From the regulator’s perspective, the consent order provides a timely outcome to a matter where investigation is likely to have prolonged for an extended period of time and where the regulator may not necessarily foresee high chances of success. In this regard, offences in the secondary markets such as insider trading and market manipulation are indeed onerous to establish. However, the downside of such a settlement is an inherent lack of transparency because it eliminates the opportunity to the regulator to delve into the detailed appreciation of the facts and circumstances of the case. In this case too, SEBI’s order is devoid of any detailed discussion of the allegations or the manner in which it arrived at the terms of the order.

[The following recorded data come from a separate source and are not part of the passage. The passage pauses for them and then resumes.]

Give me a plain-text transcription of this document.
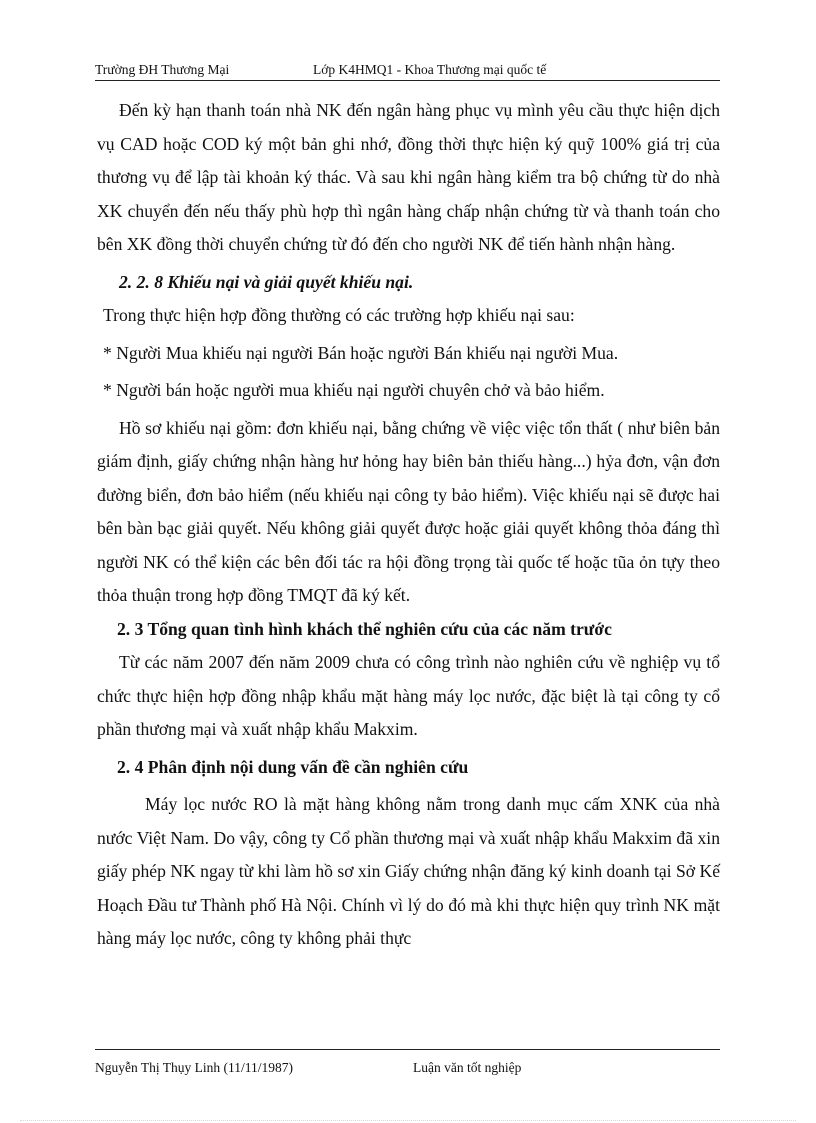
Trường ĐH Thương Mại	Lớp K4HMQ1 - Khoa Thương mại quốc tế

Đến kỳ hạn thanh toán nhà NK đến ngân hàng phục vụ mình yêu cầu thực hiện dịch vụ CAD hoặc COD ký một bản ghi nhớ, đồng thời thực hiện ký quỹ 100% giá trị của thương vụ để lập tài khoản ký thác. Và sau khi ngân hàng kiểm tra bộ chứng từ do nhà XK chuyển đến nếu thấy phù hợp thì ngân hàng chấp nhận chứng từ và thanh toán cho bên XK đồng thời chuyển chứng từ đó đến cho người NK để tiến hành nhận hàng.

2. 2. 8 Khiếu nại và giải quyết khiếu nại.

Trong thực hiện hợp đồng thường có các trường hợp khiếu nại sau:

* Người Mua khiếu nại người Bán hoặc người Bán khiếu nại người Mua.

* Người bán hoặc người mua khiếu nại người chuyên chở và bảo hiểm.

Hồ sơ khiếu nại gồm: đơn khiếu nại, bằng chứng về việc việc tổn thất ( như biên bản giám định, giấy chứng nhận hàng hư hỏng hay biên bản thiếu hàng...) hỷa đơn, vận đơn đường biển, đơn bảo hiểm (nếu khiếu nại công ty bảo hiểm). Việc khiếu nại sẽ được hai bên bàn bạc giải quyết. Nếu không giải quyết được hoặc giải quyết không thỏa đáng thì người NK có thể kiện các bên đối tác ra hội đồng trọng tài quốc tế hoặc tũa ỏn tựy theo thỏa thuận trong hợp đồng TMQT đã ký kết.

2. 3 Tổng quan tình hình khách thể nghiên cứu của các năm trước

Từ các năm 2007 đến năm 2009 chưa có công trình nào nghiên cứu về nghiệp vụ tổ chức thực hiện hợp đồng nhập khẩu mặt hàng máy lọc nước, đặc biệt là tại công ty cổ phần thương mại và xuất nhập khẩu Makxim.

2. 4 Phân định nội dung vấn đề cần nghiên cứu

Máy lọc nước RO là mặt hàng không nằm trong danh mục cấm XNK của nhà nước Việt Nam. Do vậy, công ty Cổ phần thương mại và xuất nhập khẩu Makxim đã xin giấy phép NK ngay từ khi làm hồ sơ xin Giấy chứng nhận đăng ký kinh doanh tại Sở Kế Hoạch Đầu tư Thành phố Hà Nội. Chính vì lý do đó mà khi thực hiện quy trình NK mặt hàng máy lọc nước, công ty không phải thực

Nguyễn Thị Thụy Linh (11/11/1987)	Luận văn tốt nghiệp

In that sense, it is impossible to say with precision whether the measure of sanctions imposed in a consent or settlement order is commensurate with the violations involved. In some jurisdictions, this difficulty is dealt with by having a court of law examining the terms of settlement independently to determine its fairness in the circumstances, and courts have on occasion rejected terms of settlements by regulators. However, in the context of consent orders of SEBI, there is no such automatic independent determination, unless the order is separately challenged.
SEBI’s Consent Order in the Reliance ADAG Case
On January 14, 2011, SEBI passed a consent order in the matter relating to shares of Reliance Communications Limited (RCL). SEBI had earlier initiated investigations into transactions entered into by two companies within the ADA group of companies, being Reliance Infrastructure Limited (RIL) and Reliance Natural Resources Limited (RNRL), and some of their officers on the ground that loans taken by them through external commercial borrowings (ECB) were used to invest in the shares of RCL. The investigations were initiated to examine possible violations of the SEBI Act and relevant Regulations (including those pertaining to fraudulent and unfair trade practices in securities).
The latest consent order has been passed on the basis of an offer made by the companies and their officers to whom notices had been issued by SEBI. The noticees have paid a settlement amount of Rs. 50 crores (approx. USD 11 million), which is billed as the largest settlement amount in actions of violation of securities laws in India. In addition, the companies and officers are barred from investing in the stock markets for certain periods of time, and the companies are required to implement a policy of rotation of statutory auditors (an aspect that is not generally mandatory for listed companies in India).
the last section is not entirely correct. SEBI does have a high powered advisory committee (HPAC) which recommends/rejects the terms of the settlement. HPAC is headed by Justice Hosbet Suresh, former Judge, High Court of Bombay.
Umakanth,
While I fully agree there should be more details forthcoming in the order itself – I don't think other countries have a court of law overseeing the process.
The reason a court of law oversees them in the US is because the case is already pending in the courts. Where it is a proposed administrative order, a court of law does not come in.
In India too, if a matter is before the SAT or SC, the court indeeds looks at the terms of the settlement and till they pass the order, it is a proposal by both parties.